The DIR® / Floortime™ Model emphasizes the critical role of parents and other family members because of the importance of their emotional relationships with the child.
Applied Behavioral Analysis (ABA) is an evidence-based approach to teaching socially significant behaviors to a meaningful degree. ABA is derived from the principles of learning and is used to teach any set of skills or behaviors that are in need of change. ABA uses objective and reliable data collection systems to monitor behavior change and individualized to each child based off his/her specific needs. Some children do not learn the same as other children their age and may need alternative teaching methods in order to learn. ABA is a teaching method that focuses on the principles of learning and motivation to teach the child to want to learn and to “Learn how to Learn”. In an ABA program, motivation and positive reinforcement are key factors in teaching the child socially significant behaviors.
How ABA works:
A professional, trained and experienced in Applied Behavior Analysis, will complete an evaluation on the individual. This evaluation is often a skills assessment or functional behavioral assessment to determine the child’s current skill level and function of any maladaptive behaviors (tantrums, physical aggression, self injurious behavior, etc). From there the function of specific behaviors can be determined and goals for teaching can be established. Positive reinforcement is used to increase the duration and frequency of appropriate behaviors, while reduction procedures and replacement behaviors are put in place to decrease/eliminate maladaptive behaviors. Data collection procedures are put into place for each targeted behavior and analyzed by the ABA team. Trained therapists will implement the ABA therapy and a Board-Certified Behavior Analyst (BCBA) will act as the consultant and oversee the program in order to make appropriate data based decisions on the programs. The parents, therapists and consultant will work together as a team to discuss the data, current targets, and future goals.
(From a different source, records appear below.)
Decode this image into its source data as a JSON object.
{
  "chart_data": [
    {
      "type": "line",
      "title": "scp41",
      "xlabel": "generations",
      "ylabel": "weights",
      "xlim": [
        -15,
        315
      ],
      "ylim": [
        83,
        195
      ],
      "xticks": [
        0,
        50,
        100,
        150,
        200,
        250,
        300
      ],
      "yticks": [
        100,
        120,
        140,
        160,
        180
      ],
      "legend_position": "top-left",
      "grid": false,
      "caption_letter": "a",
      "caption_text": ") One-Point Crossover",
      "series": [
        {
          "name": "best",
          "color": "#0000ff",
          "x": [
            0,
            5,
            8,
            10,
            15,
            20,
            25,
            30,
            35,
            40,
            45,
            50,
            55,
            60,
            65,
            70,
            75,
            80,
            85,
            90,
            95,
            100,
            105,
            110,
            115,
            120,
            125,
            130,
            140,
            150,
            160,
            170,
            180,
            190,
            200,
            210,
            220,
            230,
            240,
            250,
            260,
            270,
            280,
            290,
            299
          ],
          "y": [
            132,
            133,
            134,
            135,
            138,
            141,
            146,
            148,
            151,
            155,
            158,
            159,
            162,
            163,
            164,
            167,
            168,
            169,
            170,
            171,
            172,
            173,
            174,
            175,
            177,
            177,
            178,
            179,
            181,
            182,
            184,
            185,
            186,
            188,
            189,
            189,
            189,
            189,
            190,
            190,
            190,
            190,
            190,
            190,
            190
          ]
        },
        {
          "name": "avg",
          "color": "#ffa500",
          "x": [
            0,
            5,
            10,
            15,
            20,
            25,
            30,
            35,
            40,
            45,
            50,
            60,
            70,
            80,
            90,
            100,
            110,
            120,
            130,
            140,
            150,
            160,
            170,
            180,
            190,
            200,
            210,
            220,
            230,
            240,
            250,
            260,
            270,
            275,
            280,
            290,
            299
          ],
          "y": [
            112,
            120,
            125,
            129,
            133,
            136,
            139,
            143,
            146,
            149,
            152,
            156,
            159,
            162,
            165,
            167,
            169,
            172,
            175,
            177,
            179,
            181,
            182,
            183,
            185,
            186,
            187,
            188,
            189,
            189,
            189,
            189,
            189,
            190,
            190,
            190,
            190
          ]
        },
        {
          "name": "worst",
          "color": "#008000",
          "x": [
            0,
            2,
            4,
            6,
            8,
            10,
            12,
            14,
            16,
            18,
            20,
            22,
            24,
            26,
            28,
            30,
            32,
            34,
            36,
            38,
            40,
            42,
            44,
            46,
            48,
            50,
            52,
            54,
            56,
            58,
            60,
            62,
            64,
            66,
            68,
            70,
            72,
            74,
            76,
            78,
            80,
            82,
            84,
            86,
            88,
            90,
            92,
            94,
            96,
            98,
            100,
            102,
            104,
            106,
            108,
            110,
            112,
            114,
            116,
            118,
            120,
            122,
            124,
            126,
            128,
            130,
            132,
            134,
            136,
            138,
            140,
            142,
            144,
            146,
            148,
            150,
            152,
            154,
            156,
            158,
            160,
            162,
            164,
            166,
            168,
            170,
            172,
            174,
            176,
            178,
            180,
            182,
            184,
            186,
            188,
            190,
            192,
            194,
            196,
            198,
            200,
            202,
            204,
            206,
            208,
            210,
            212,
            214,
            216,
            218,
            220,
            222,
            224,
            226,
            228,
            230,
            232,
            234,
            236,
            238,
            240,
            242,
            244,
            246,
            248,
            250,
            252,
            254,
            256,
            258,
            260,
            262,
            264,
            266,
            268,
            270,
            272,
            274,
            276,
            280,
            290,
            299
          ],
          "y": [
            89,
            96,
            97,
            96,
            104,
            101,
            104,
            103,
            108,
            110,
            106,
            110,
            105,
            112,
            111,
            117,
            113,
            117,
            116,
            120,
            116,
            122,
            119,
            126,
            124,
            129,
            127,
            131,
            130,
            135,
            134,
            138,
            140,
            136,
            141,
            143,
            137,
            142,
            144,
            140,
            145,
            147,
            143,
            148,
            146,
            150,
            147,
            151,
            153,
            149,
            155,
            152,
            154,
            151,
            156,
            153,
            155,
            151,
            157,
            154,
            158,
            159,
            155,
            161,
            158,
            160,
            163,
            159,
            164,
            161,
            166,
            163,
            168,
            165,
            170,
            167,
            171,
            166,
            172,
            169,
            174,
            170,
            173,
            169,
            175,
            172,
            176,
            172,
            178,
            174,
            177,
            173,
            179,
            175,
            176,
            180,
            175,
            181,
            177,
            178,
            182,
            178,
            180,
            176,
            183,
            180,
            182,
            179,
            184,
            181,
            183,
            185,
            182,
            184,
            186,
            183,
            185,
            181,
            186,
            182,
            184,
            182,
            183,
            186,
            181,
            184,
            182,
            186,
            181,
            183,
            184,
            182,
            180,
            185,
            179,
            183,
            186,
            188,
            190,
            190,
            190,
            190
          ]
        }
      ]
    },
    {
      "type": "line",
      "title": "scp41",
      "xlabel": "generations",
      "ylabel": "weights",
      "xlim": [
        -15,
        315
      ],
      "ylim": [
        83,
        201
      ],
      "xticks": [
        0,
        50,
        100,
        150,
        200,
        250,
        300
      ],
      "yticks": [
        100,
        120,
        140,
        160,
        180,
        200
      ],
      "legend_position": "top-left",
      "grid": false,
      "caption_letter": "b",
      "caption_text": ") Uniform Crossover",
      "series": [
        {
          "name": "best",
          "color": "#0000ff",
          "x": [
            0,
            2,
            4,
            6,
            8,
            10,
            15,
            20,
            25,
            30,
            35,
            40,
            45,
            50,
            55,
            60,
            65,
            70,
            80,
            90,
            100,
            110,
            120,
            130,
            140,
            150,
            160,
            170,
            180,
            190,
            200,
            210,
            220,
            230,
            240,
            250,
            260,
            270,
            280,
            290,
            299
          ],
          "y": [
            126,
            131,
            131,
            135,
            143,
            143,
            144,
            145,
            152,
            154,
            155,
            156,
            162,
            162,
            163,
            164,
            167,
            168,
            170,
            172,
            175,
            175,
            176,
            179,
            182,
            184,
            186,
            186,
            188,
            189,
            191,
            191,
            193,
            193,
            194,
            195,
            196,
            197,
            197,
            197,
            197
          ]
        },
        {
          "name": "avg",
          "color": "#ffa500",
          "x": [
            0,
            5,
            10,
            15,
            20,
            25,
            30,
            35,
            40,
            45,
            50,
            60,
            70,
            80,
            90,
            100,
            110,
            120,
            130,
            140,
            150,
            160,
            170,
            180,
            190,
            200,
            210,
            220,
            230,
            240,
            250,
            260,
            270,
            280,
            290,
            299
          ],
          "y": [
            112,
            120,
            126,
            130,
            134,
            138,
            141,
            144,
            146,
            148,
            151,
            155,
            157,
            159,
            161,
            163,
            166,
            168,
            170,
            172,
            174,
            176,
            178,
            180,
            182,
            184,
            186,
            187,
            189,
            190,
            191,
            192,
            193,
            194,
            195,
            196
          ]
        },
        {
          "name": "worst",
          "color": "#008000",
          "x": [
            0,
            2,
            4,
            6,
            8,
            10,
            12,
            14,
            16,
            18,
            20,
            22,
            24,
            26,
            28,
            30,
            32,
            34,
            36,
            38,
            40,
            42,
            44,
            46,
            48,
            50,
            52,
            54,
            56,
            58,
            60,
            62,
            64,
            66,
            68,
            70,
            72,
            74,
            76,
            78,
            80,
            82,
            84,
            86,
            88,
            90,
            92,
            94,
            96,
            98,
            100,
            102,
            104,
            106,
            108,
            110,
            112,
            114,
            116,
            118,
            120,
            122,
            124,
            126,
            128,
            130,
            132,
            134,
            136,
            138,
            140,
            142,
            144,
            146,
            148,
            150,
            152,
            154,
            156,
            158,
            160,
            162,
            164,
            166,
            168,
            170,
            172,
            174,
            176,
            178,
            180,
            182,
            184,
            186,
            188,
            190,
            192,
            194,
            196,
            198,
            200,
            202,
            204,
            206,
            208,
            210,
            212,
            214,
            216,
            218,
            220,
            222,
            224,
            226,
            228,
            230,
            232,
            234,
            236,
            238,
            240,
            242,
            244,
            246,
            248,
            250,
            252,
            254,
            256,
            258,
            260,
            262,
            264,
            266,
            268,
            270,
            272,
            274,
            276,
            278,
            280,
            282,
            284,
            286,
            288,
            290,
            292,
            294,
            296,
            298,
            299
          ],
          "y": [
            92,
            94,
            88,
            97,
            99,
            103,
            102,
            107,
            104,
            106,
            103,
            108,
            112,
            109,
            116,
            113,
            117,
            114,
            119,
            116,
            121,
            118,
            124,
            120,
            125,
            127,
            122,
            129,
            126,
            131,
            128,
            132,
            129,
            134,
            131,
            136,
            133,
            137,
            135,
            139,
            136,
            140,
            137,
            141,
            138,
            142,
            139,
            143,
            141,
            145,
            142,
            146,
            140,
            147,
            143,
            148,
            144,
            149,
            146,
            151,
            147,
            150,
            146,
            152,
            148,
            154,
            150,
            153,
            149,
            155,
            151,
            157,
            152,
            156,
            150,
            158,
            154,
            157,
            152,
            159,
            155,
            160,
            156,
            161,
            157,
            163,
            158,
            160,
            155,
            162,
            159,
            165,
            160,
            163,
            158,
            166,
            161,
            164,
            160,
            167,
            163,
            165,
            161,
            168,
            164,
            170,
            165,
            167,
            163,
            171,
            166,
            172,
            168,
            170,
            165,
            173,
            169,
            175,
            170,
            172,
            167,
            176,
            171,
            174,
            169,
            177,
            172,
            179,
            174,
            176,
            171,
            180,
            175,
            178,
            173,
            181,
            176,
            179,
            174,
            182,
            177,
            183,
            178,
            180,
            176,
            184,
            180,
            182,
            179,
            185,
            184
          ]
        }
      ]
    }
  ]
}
An intense ABA program can be implemented in the home and/or a clinic setting. Many families will choose to implement a full in-home program, where the consultant and therapists will come into the child’s home to work with the child. This allows for teaching in the child’s natural environment and allows for the consultant to train the parents on how to work with the child outside of therapy. Other parents will bring their child to a clinic for ABA therapy by trained professionals. Some parents will incorporate both environments into the child’s therapy program. The location of therapy is determined by the parent’s goals for their child.